Den Theilnehmern an der Probefahrt wurde eine Erläuterung übermittelt, der wir folgende Sätze entnehmen: "Die elektrische Eisenbahn ist von der Firma Siemens u. Halske lediglich zu dem Zwecke erbaut, um den Betrieb von Wagen für Personen respektive Güterbeförderung durch elektrische Kraftübertragung als praktisch brauchbar nachzuweisen und auch das Vorrecht der ersten Ausführung für Deutschland zu sichern, nachdem bereits kleinere derartige Einrichtungen auf der Berliner Gewerrbe=Ausstellung im Jahre 1879 und später auf mehreren anderen Ausstellungen von Siemens u. Halske ausgeführt waren. Die elektrische Eisenbahn in Lichterfelde führt von dem Bahnhofe der Anhaltischen Eisenbahn nach der Haupt=Kadettenanstalt und ist 2 1/2 Kilometer lang. Die Spurweite beträgt einen Meter und sind die Stahlschienen wie bei Eisenbahnen üblich, auf Holsschwellen befestigt, wie überhaupt der ganze Unterbau dem einer Sekundärbahn entspricht.
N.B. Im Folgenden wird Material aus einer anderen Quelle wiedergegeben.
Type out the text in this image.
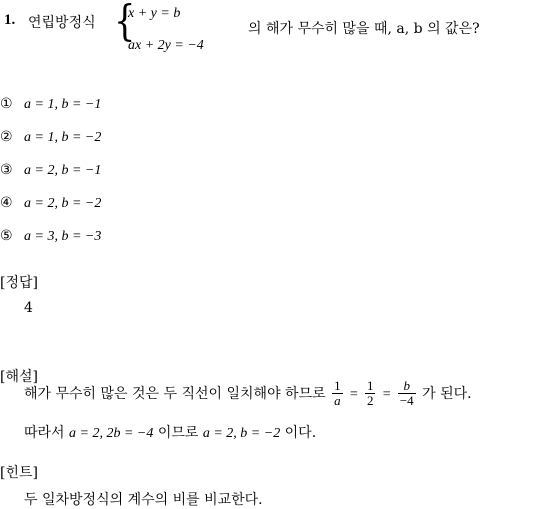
1. 연립방정식 {
x + y = b
ax + 2y = −4
의 해가 무수히 많을 때, a, b 의 값은?
① a = 1, b = −1
② a = 1, b = −2
③ a = 2, b = −1
④ a = 2, b = −2
⑤ a = 3, b = −3
[정답]
4
[해설]
해가 무수히 많은 것은 두 직선이 일치해야 하므로 $\frac{1}{a} = \frac{1}{2} = \frac{b}{-4}$ 가 된다.
따라서 a = 2, 2b = −4 이므로 a = 2, b = −2 이다.
[힌트]
두 일차방정식의 계수의 비를 비교한다.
Etwa einen halben Kilometer vom Bahnhofe entfernt, ist in dem Maschinengebäude der Wasserwerke eine dynamo=elektrische Maschine aufgestellt, welche durch eine Dampfmaschine in rasche Umdrehung versetzt, den elektrischen Strom erzeugt, der mittelst unterirdischer Leitungsdrähte den Schienen der Bahn zugeführt wird und durch diese vermittelst der Räder des Wagens zu der elektrischen Maschine gelangt, welche durch ihn gedreht, ihrerseits die Räder des Wagens in Umdrehung versetzt und dadurch denselben fortbewegt. Der Wagen ist denjenigen einer gewöhnlichen Pferdebahn durchaus ähnlich; für den hier vorliegenden Fall bietet er außer dem Führer für zwanzig Personen Platz. Er hat zwölf Sitzplätze und acht Stehplätze. Die elektrische Maschine ist zwischen den Rädern unterhalb des Fußbodens angebracht, arbeitet geräuschlos, ist kaum sichtbar und macht sich durch nichts äußerlich bemerkbar. Der behördlichen Anordnung gemäß soll die durchschnittliche Fahrgeschwindigkeit 15 Kilometer pro Stunde betragen und darf an keiner Stelle 20 Kilometer pro Stunde übersteigen, obleich eine weit größere Geschwindigkeit erzielt werden könnte. Gewiß ist der elektrische Bahnbetrieb noch vieler Verbesserungen und Erweiterungen fähig, doch geben die Erfolge, wleche auf der Lichterfelder Bahn schon jetzt zu Tage getreten sind, ihm sicher die Aussicht auf eine bedeutende Zukunft."

Gruß
Walter
Was hier als elektrische Eisenbahn betitelt wird, würden wir heute eher als Überlandstraßenbahn bezeichnen. [de.wikipedia.org] Das beschriebene Wasserwerk gibt es heute noch, auch ein altes Gebäude, bei dem es sich um Fragmente des Maschinenhauses oder Wagenschuppens handeln könnte: [www.google.de]

Auch ein Denkmal gibt es für die erste elektrische Straßenbahn der Welt: [blog.akg-images.com] Das Gleisstück zeigt allerdings in die falsche Richtung, die Bahn führte nicht durch die Lankwitzer sondern durch die Bogenstraße.